Rétrospective 2012 > Sommaire

 

Depuis la publication des recommandations de Bâle III en décembre 2010, une date est dans tous les esprits : le 1er janvier 2013. Pourtant, à l’heure où ce numéro part à l’impression, il semble évident que le calendrier initial ne sera pas tenu pour au moins 10 des 27 membres du Comité de Bâle : les États-Unis ont reporté sine die l’entrée en vigueur des mesures ; quant à l’Union européenne (UE) – qui compte 9 membres du Comité –, elle s’achemine elle aussi dans les faits vers un délai dans leur mise en œuvre. En effet, la directive et le règlement qui doivent traduire en droit européen les recommandations bâloises, communément désignés par l’acronyme CRD 4, n’en finissent pas d’être discutés en trilogue, les vues du Conseil et du Parlement peinant à se réconcilier. Le texte a pourtant été mis sur la table il y a un an et demi par la Commission européenne.
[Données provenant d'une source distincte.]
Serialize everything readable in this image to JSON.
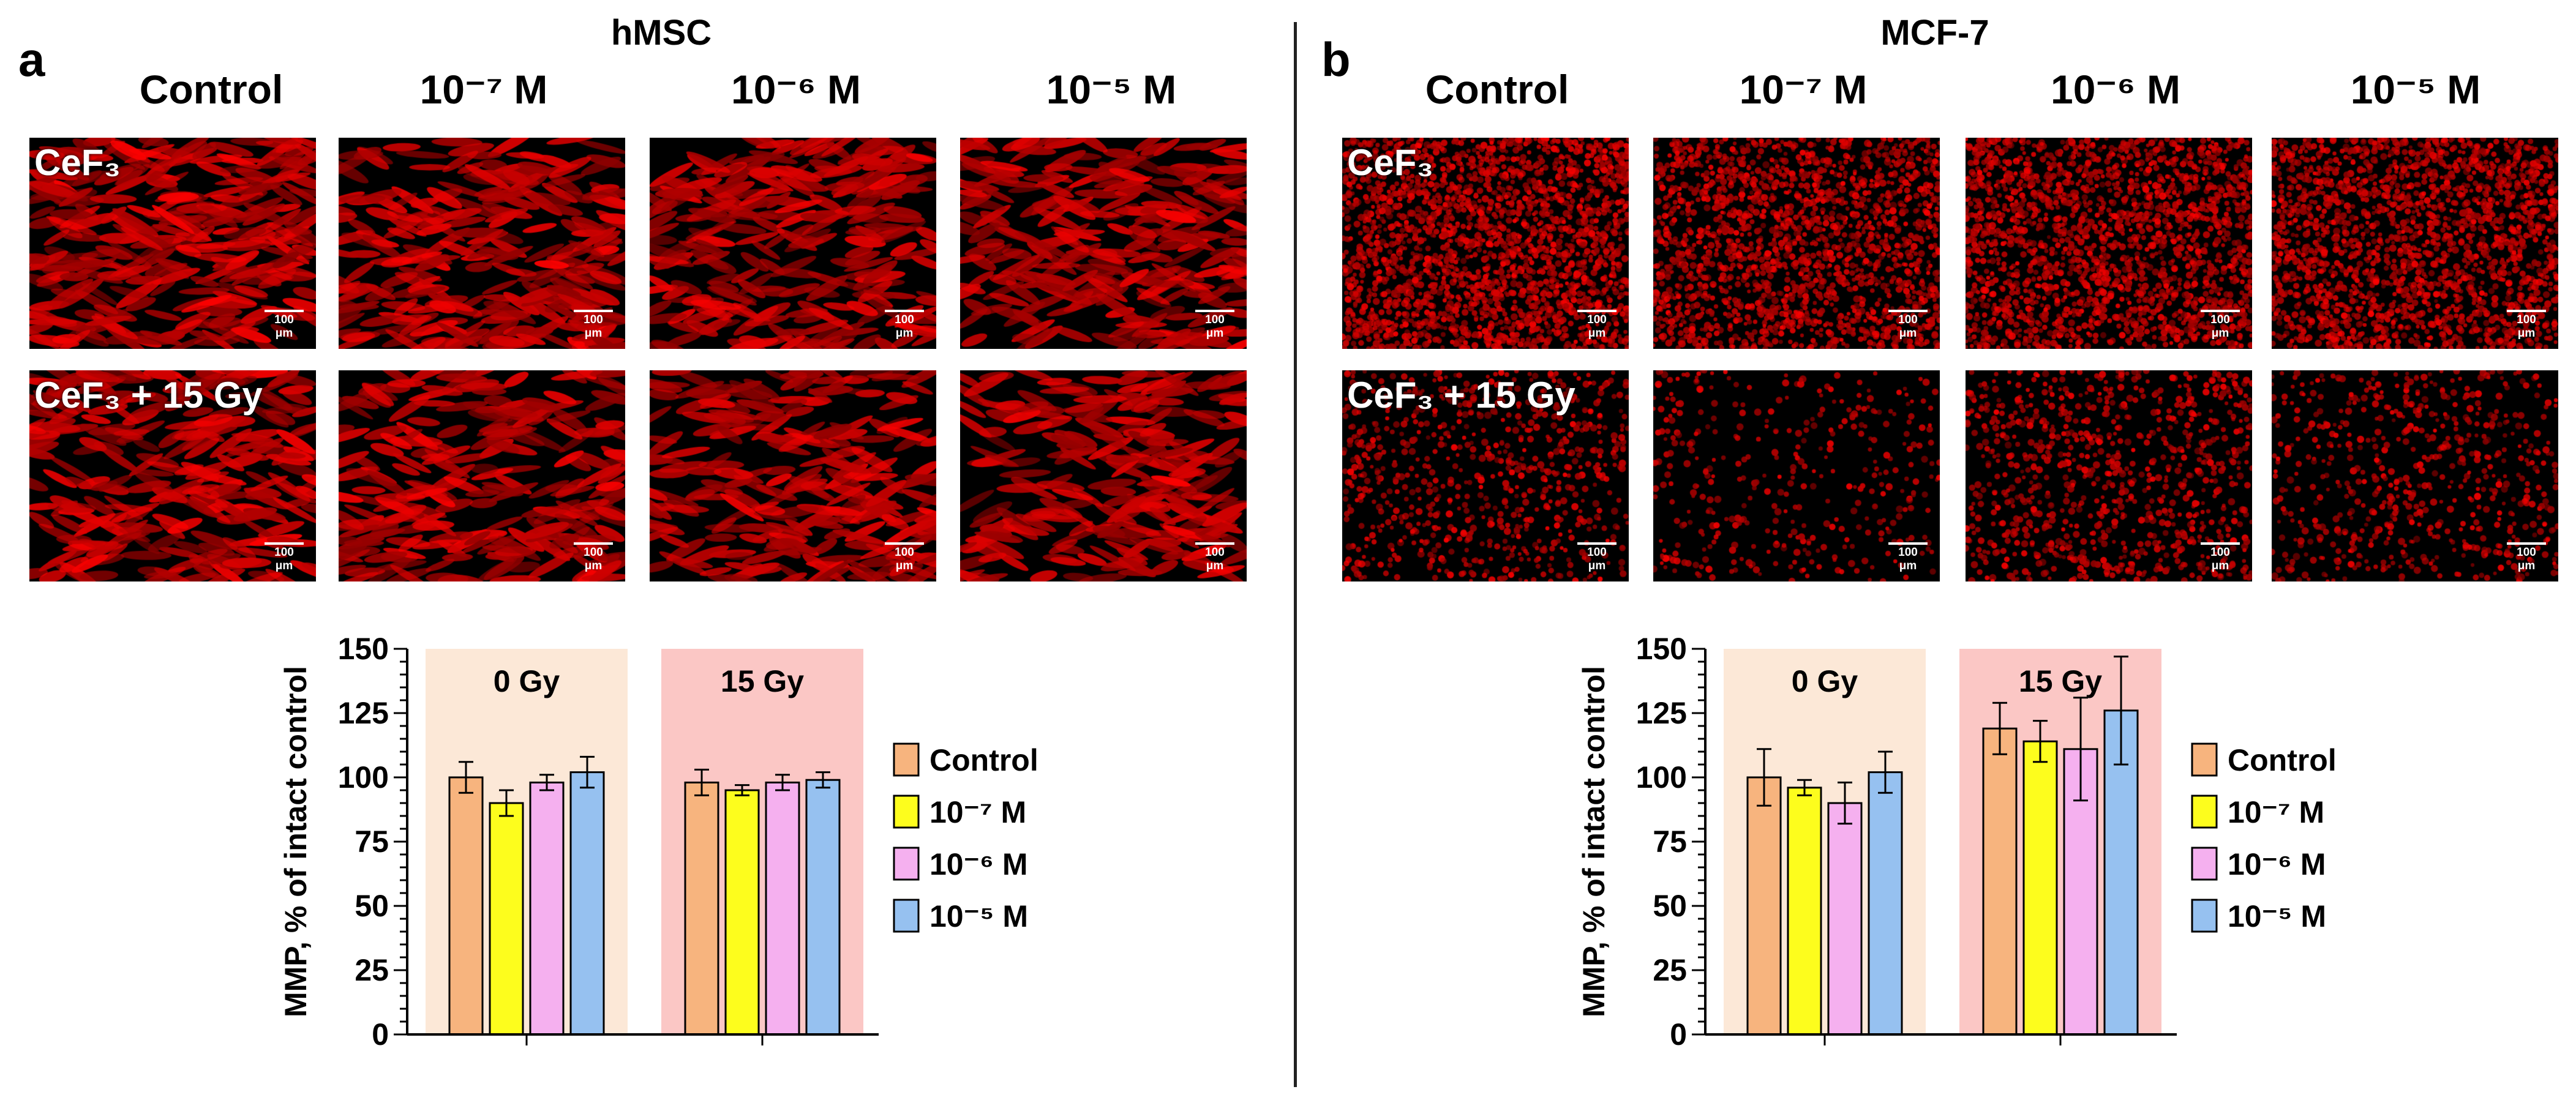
{
  "panels": [
    {
      "id": "a",
      "letter": "a",
      "cell_line": "hMSC",
      "columns": [
        "Control",
        "10⁻⁷ M",
        "10⁻⁶ M",
        "10⁻⁵ M"
      ],
      "rows": [
        "CeF₃",
        "CeF₃ + 15 Gy"
      ],
      "scale_label": "100 μm",
      "densities": [
        [
          0.55,
          0.5,
          0.5,
          0.5
        ],
        [
          0.5,
          0.45,
          0.45,
          0.45
        ]
      ],
      "chart_data": {
        "type": "bar",
        "ylabel": "MMP, % of intact control",
        "ylim": [
          0,
          150
        ],
        "yticks": [
          0,
          25,
          50,
          75,
          100,
          125,
          150
        ],
        "groups": [
          "0 Gy",
          "15 Gy"
        ],
        "group_colors": [
          "#fce8d7",
          "#fbc7c5"
        ],
        "series": [
          {
            "name": "Control",
            "color": "#f7b47e",
            "values": [
              100,
              98
            ],
            "errors": [
              6,
              5
            ]
          },
          {
            "name": "10⁻⁷ M",
            "color": "#fdfd1d",
            "values": [
              90,
              95
            ],
            "errors": [
              5,
              2
            ]
          },
          {
            "name": "10⁻⁶ M",
            "color": "#f5b0ef",
            "values": [
              98,
              98
            ],
            "errors": [
              3,
              3
            ]
          },
          {
            "name": "10⁻⁵ M",
            "color": "#96c1f0",
            "values": [
              102,
              99
            ],
            "errors": [
              6,
              3
            ]
          }
        ]
      }
    },
    {
      "id": "b",
      "letter": "b",
      "cell_line": "MCF-7",
      "columns": [
        "Control",
        "10⁻⁷ M",
        "10⁻⁶ M",
        "10⁻⁵ M"
      ],
      "rows": [
        "CeF₃",
        "CeF₃ + 15 Gy"
      ],
      "scale_label": "100 μm",
      "densities": [
        [
          0.85,
          0.7,
          0.75,
          0.75
        ],
        [
          0.3,
          0.15,
          0.35,
          0.25
        ]
      ],
      "chart_data": {
        "type": "bar",
        "ylabel": "MMP, % of intact control",
        "ylim": [
          0,
          150
        ],
        "yticks": [
          0,
          25,
          50,
          75,
          100,
          125,
          150
        ],
        "groups": [
          "0 Gy",
          "15 Gy"
        ],
        "group_colors": [
          "#fce8d7",
          "#fbc7c5"
        ],
        "series": [
          {
            "name": "Control",
            "color": "#f7b47e",
            "values": [
              100,
              119
            ],
            "errors": [
              11,
              10
            ]
          },
          {
            "name": "10⁻⁷ M",
            "color": "#fdfd1d",
            "values": [
              96,
              114
            ],
            "errors": [
              3,
              8
            ]
          },
          {
            "name": "10⁻⁶ M",
            "color": "#f5b0ef",
            "values": [
              90,
              111
            ],
            "errors": [
              8,
              20
            ]
          },
          {
            "name": "10⁻⁵ M",
            "color": "#96c1f0",
            "values": [
              102,
              126
            ],
            "errors": [
              8,
              21
            ]
          }
        ]
      }
    }
  ]
}
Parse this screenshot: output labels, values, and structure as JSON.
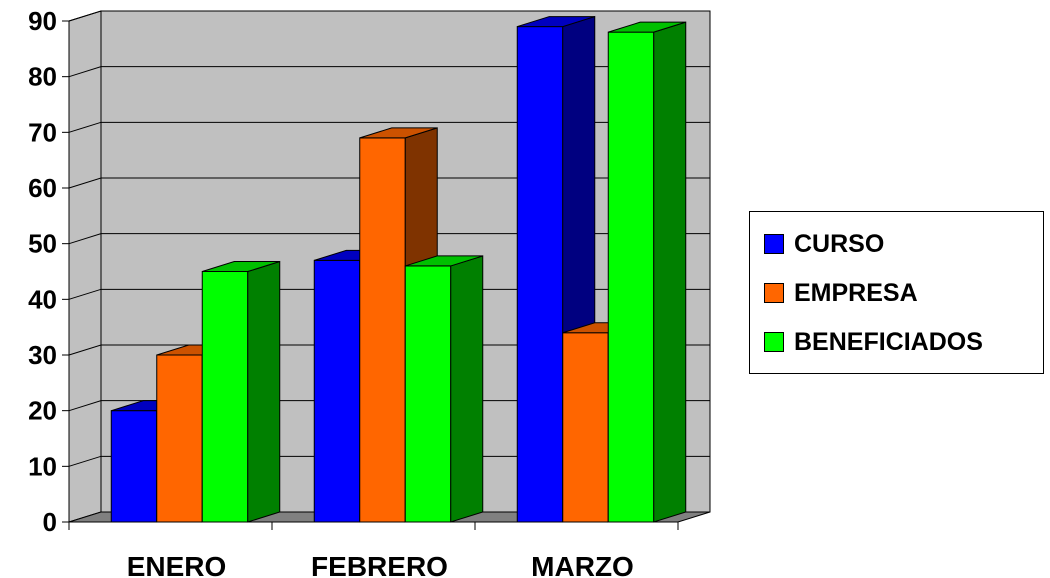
{
  "chart_data": {
    "type": "bar",
    "categories": [
      "ENERO",
      "FEBRERO",
      "MARZO"
    ],
    "series": [
      {
        "name": "CURSO",
        "values": [
          20,
          47,
          89
        ],
        "color": "#0000FF",
        "top": "#0000C0",
        "side": "#000080"
      },
      {
        "name": "EMPRESA",
        "values": [
          30,
          69,
          34
        ],
        "color": "#FF6600",
        "top": "#CC5200",
        "side": "#7F3300"
      },
      {
        "name": "BENEFICIADOS",
        "values": [
          45,
          46,
          88
        ],
        "color": "#00FF00",
        "top": "#00C000",
        "side": "#008000"
      }
    ],
    "y_ticks": [
      "0",
      "10",
      "20",
      "30",
      "40",
      "50",
      "60",
      "70",
      "80",
      "90"
    ],
    "ylim": [
      0,
      90
    ],
    "grid": true,
    "three_d": true,
    "legend_position": "right",
    "wall_color": "#C0C0C0",
    "floor_color": "#808080"
  }
}
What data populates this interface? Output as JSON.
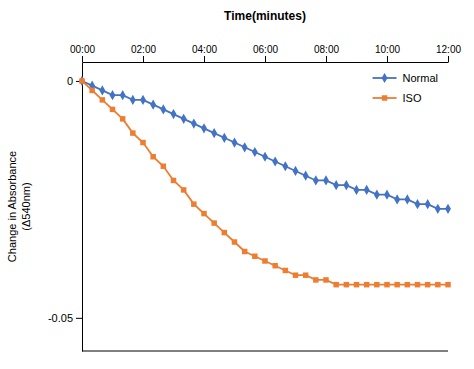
{
  "chart_data": {
    "type": "line",
    "xlabel": "Time(minutes)",
    "ylabel": "Change in Absorbance\n(Δ540nm)",
    "xlim": [
      0,
      720
    ],
    "ylim": [
      -0.057,
      0.004
    ],
    "xticks": [
      {
        "value": 0,
        "label": "00:00"
      },
      {
        "value": 120,
        "label": "02:00"
      },
      {
        "value": 240,
        "label": "04:00"
      },
      {
        "value": 360,
        "label": "06:00"
      },
      {
        "value": 480,
        "label": "08:00"
      },
      {
        "value": 600,
        "label": "10:00"
      },
      {
        "value": 720,
        "label": "12:00"
      }
    ],
    "yticks": [
      0,
      -0.05
    ],
    "grid": false,
    "legend": "upper right",
    "x": [
      0,
      20,
      40,
      60,
      80,
      100,
      120,
      140,
      160,
      180,
      200,
      220,
      240,
      260,
      280,
      300,
      320,
      340,
      360,
      380,
      400,
      420,
      440,
      460,
      480,
      500,
      520,
      540,
      560,
      580,
      600,
      620,
      640,
      660,
      680,
      700,
      720
    ],
    "series": [
      {
        "name": "Normal",
        "color": "#4472C4",
        "marker": "diamond",
        "values": [
          0.0,
          -0.001,
          -0.002,
          -0.003,
          -0.003,
          -0.004,
          -0.004,
          -0.005,
          -0.006,
          -0.007,
          -0.008,
          -0.009,
          -0.01,
          -0.011,
          -0.012,
          -0.013,
          -0.014,
          -0.015,
          -0.016,
          -0.017,
          -0.018,
          -0.019,
          -0.02,
          -0.021,
          -0.021,
          -0.022,
          -0.022,
          -0.023,
          -0.023,
          -0.024,
          -0.024,
          -0.025,
          -0.025,
          -0.026,
          -0.026,
          -0.027,
          -0.027
        ]
      },
      {
        "name": "ISO",
        "color": "#ED7D31",
        "marker": "square",
        "values": [
          0.0,
          -0.002,
          -0.004,
          -0.006,
          -0.008,
          -0.011,
          -0.013,
          -0.016,
          -0.018,
          -0.021,
          -0.023,
          -0.026,
          -0.028,
          -0.03,
          -0.032,
          -0.034,
          -0.036,
          -0.037,
          -0.038,
          -0.039,
          -0.04,
          -0.041,
          -0.041,
          -0.042,
          -0.042,
          -0.043,
          -0.043,
          -0.043,
          -0.043,
          -0.043,
          -0.043,
          -0.043,
          -0.043,
          -0.043,
          -0.043,
          -0.043,
          -0.043
        ]
      }
    ]
  }
}
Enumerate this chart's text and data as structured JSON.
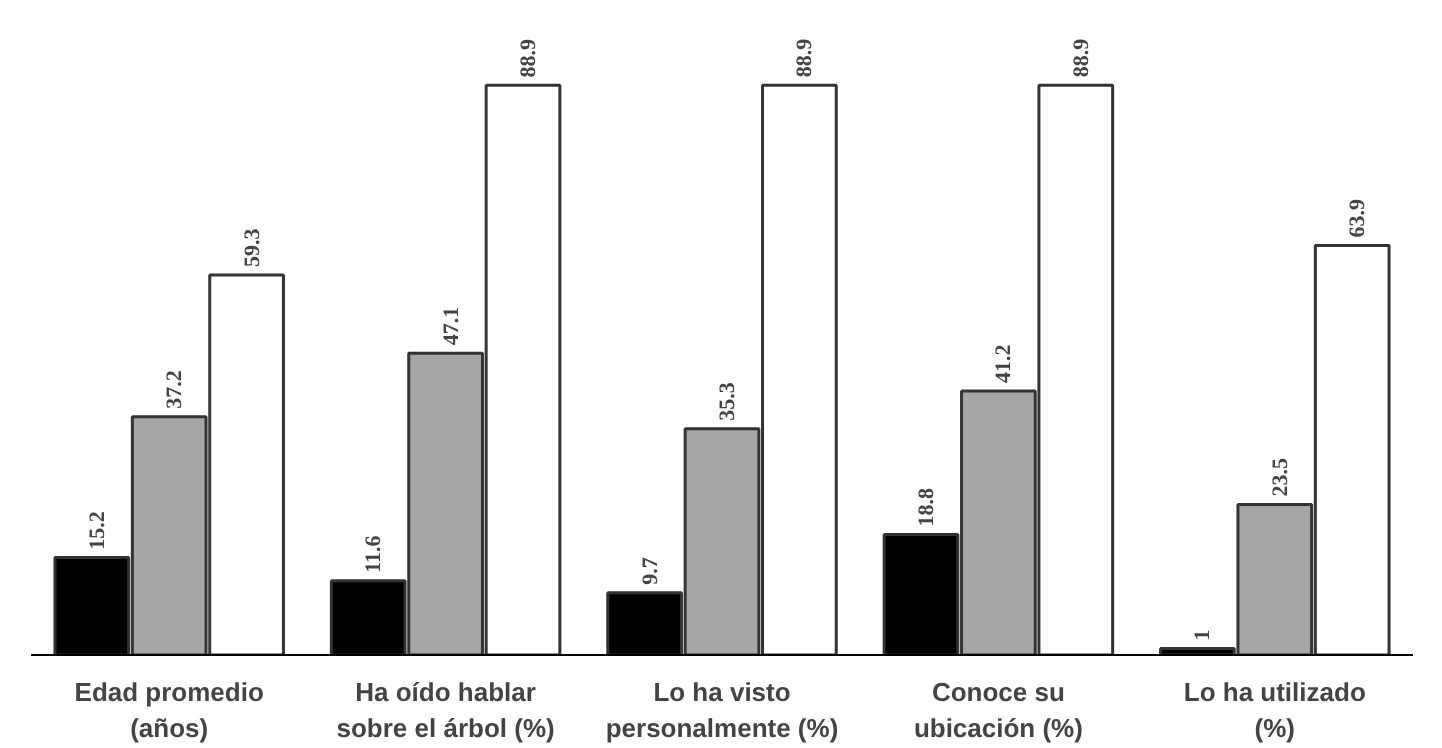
{
  "chart_data": {
    "type": "bar",
    "categories": [
      "Edad promedio (años)",
      "Ha oído hablar sobre el árbol (%)",
      "Lo ha visto personalmente (%)",
      "Conoce su ubicación (%)",
      "Lo ha utilizado (%)"
    ],
    "series": [
      {
        "color": "#000000",
        "values": [
          15.2,
          11.6,
          9.7,
          18.8,
          1
        ]
      },
      {
        "color": "#a6a6a6",
        "values": [
          37.2,
          47.1,
          35.3,
          41.2,
          23.5
        ]
      },
      {
        "color": "#ffffff",
        "values": [
          59.3,
          88.9,
          88.9,
          88.9,
          63.9
        ]
      }
    ],
    "data_labels": true
  }
}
Entre-temps, il a singulièrement évolué, introduisant en particulier des marges de manœuvre nationales en matière de fixation du ratio : les régulateurs de chaque État membre pourront, s’ils le souhaitent, réclamer davantage de fonds propres à leurs banques pour couvrir un risque systémique. Cette disposition met à mal l’engagement de la Commission européenne à créer un single rule book, c’est-à-dire une réglementation unique pour toutes les banques de l’UE en matière d’exigences prudentielles. Face à cette incertitude réglementaire et à l’insistance des marchés, les banques européennes ont toutefois pris les devants et notablement relevé leurs fonds propres pour se rendre « Bâle III compatibles » avant l’heure, grâce à l’affectation de leur résultat au capital et à la réduction de leurs activités consommatrices de fonds propres.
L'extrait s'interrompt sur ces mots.